The problem: Each agency has its own approach and scale for the ESG rating. MSCI ESG Research's rating system, for example, starts from final grades AAA to CCC. Whereas Sustainalytics evaluates companies in different risk groups. But the process, the approach and the weighting of the various factors also differ. So far, there is no uniform procedure.

Benefits of ESG investments

Compared to broader-based indices, ESG-based portfolios have even outperformed them in some cases in the past. This puts them in the lead in terms of profitability. One thing is certain: investing in companies that are increasingly committed to the environment and combating climate change means that more measures can be taken in this direction.

In addition, the shift from financial resources to green investments may make other companies aware of the need to rethink their strategy in the future and also to be more committed to sustainable values. However, it is questionable whether this is the case for all companies with a good ESG rating.

ESG companies equal ethical companies?

Companies with good ESG ratings are often automatically equated with ethical companies because of their environmental and social screening. However, this is often a misconception. Although these aspects are taken into account in an ESG rating, it is also a question of how economically viable a company already is today and will be in the future. This is why it is also possible for companies in the tobacco industry or oil production to receive positive ESG ratings.

Therefore, those who want to invest in ESG portfolios should be aware that in the end it is also about money and therefore also include companies with high profit opportunities. For those who want to combine their values and investments independently of a company's strong profitability, a Socially Responsible Investing (SRI) strategy is suitable. In this case, one has the possibility to exclude companies from the portfolio that do not correspond to one's personal values.

Misleading ratings

Although the underlying principle behind ESG financial investments is positive, caution must be exercised when selecting them. According to a study by the MIT Management Sloan School, the ESG ratings of the rating agencies agree on average only 61%. The main reason for the differences is the use of different indicators, which account for around 50%.

Overview of different ESG ratings and their differences to other ratings

Comparison of different ESG ratings, source & copyright by MIT Management Sloan School

In addition, it is possible that corporations in unethical or climate-damaging industries, such as the arms or oil industry, receive very good ratings because they perform very well in terms of governance at the management level. Conversely, it is possible that companies whose social division or corporate governance has potential for improvement receive lower ratings, even though they act more in line with UN requirements and goals.

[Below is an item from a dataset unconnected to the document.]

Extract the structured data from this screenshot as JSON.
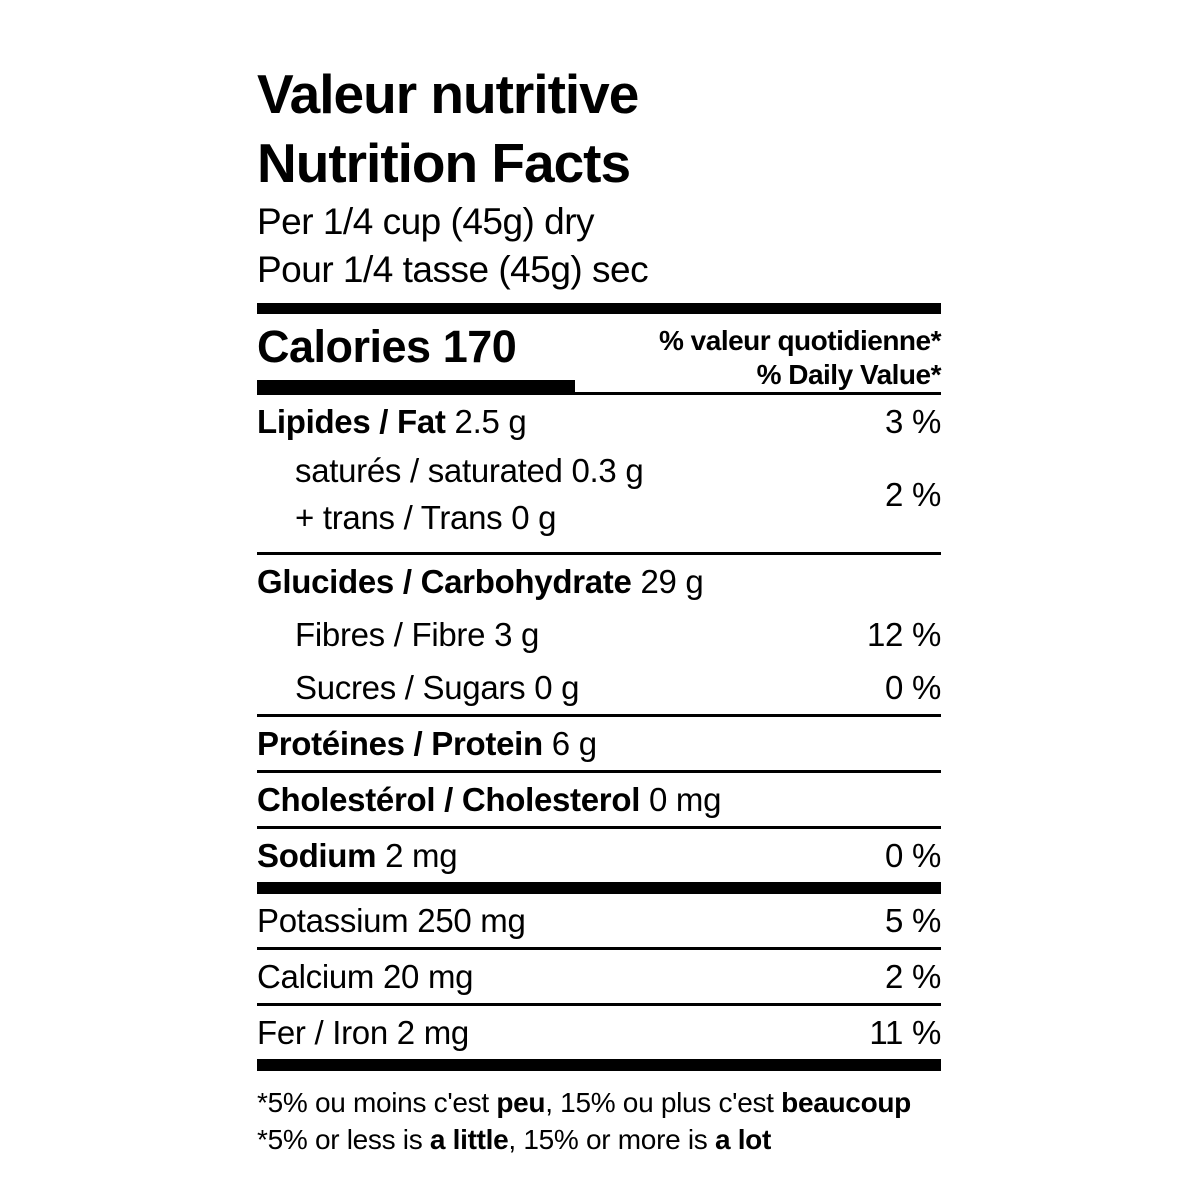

Is it all just hype or is there a change in the financial world?

TThe interest in sustainability has long since ceased to be a passing trend. It has developed into a veritable Eeo-wakening.After the shift towards environmentally friendly action and sustainable business models is booming in fashion, mobility or architecture, it is time for the financial industry to follow suit. After all, what is the point of an environmentally friendly lifestyle if the money in the savings account or investments in the custody account flows into environmentally harmful companies or sectors.

When it comes to investments, the fear of greenwashing is high due to the often opaque or overwhelming portfolios. But the offers are there. There are more and more funds or ETFs that are sustainable. What is clear is that the ESG system needs improvement, standardisation and transparency. ESG ratings cannot be trusted blindly and often cause more confusion. Now is the time to create clarity as well as certainty for investment strategies to drive sustainable change through green investments.